Side Effects Review

Side Effects
Emily Taylor (Mara) welcomes the release of her husband Martin (Tatum) from prison. As the couple readjust, she struggles with depression and is assigned to psychiatrist Jonathan Banks (Law). Yet when Banks prescribes new drug Ablixa, Emily’s behaviour takes a startling turn for the worse.

by Ian Freer |
Published on
Release Date:

08 Mar 2013

Running Time:

106 minutes

Certificate:

15

Original Title:

Side Effects

Side Effects, the latest in Steven Soderbergh’s series of “final” films, pulls the old switcheroo before you’ve settled into your seat. Scripted by Scott Z. Burns, who penned The Informant! and Contagion, it looks like it is going to fire broadsides against the pharmaceutical industry, a kind of Traffic on prescription.

Yet it isn’t. In a superb use of directorial persona-as-misdirection, Side Effects isn’t in the message business. Instead it is a thrill ride for grown-ups, suspenseful, whip-smart and crammed with surprises.

The hows and whys of this are best discovered for yourself. Suffice to say that Side Effects starts on a note of horror, rewinds to take in a portrait of clinical depression and mutates into a gripping Hitchcockian potboiler. As genre flicks go, it is pregnant with provocation — Jude Law’s powwows with the drug execs about consultancy fees are the stuff of high satire — and layered with need, greed and deception at every level.

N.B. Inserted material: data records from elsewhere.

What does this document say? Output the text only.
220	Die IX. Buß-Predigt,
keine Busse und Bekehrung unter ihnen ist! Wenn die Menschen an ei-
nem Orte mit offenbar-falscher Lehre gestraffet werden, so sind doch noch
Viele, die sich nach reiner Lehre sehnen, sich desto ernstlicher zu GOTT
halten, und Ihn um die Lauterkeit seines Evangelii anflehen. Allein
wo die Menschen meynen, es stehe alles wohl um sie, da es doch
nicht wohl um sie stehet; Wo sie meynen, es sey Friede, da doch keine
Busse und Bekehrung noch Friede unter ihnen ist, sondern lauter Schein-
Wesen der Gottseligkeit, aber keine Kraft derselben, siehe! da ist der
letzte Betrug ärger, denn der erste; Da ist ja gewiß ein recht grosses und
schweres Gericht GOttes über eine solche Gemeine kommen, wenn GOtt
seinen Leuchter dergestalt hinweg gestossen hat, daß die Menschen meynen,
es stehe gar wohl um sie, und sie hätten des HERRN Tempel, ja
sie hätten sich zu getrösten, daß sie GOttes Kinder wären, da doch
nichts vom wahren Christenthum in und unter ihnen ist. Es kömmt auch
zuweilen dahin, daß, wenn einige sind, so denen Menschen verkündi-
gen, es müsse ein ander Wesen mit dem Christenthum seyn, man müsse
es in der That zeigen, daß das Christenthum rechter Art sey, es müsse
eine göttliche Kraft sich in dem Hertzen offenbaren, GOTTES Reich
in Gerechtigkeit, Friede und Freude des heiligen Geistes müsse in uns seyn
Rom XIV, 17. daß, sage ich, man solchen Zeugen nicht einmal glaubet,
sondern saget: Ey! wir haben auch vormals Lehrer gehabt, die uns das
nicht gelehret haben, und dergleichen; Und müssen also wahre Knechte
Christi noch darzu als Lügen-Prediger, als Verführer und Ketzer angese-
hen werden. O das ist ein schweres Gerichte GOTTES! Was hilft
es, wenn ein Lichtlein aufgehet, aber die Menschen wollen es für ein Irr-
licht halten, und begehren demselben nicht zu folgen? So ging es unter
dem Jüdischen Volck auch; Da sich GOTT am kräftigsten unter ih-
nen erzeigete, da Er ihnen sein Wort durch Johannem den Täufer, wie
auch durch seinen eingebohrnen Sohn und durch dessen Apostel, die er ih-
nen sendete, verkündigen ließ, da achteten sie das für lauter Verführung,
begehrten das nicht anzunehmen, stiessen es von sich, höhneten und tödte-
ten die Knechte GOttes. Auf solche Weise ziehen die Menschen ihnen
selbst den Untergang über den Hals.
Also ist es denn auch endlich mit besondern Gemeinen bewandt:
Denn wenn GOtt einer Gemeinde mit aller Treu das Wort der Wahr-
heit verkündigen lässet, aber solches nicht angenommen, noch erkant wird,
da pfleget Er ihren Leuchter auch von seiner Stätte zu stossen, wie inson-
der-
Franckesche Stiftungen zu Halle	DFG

Yet you never feel the burden of this. Soderbergh directs with a mixture of clinical precision — look at the artful succession of shots that cover a car smashing into a wall — and the zip of an old-school Hollywood journeyman. He also elicits great work from his talented ensemble. In her first lead since The Girl With The Dragon Tattoo, Rooney Mara expertly vacillates between the chilly and the vulnerable, Tatum brings shadings to a solid lunk and yet, as it progresses, this becomes Jude Law’s picture, a paradigm of over-eager benevolence in the first reel, something quite different in the last. If it does turn out to be Soderbergh’s last flick, this does feel like a summing up of sorts: a woman on a shrink’s couch (sex, lies, and videotape), twisty-turny narratives (The Underneath, Out Of Sight), the effect of a depressed economy on human beings (The Girlfriend Experience, Magic Mike), and Catherine Zeta-Jones (Traffic) as Mara’s previous psychiatrist. Yet it doesn’t feel reheated. It has the vim and vigour of a debut.

We may lose Soderbergh to painting, theatre and HBO-fuelled TV, and that’s a crying shame. If that’s the case, Side Effects is a great note on which to go out.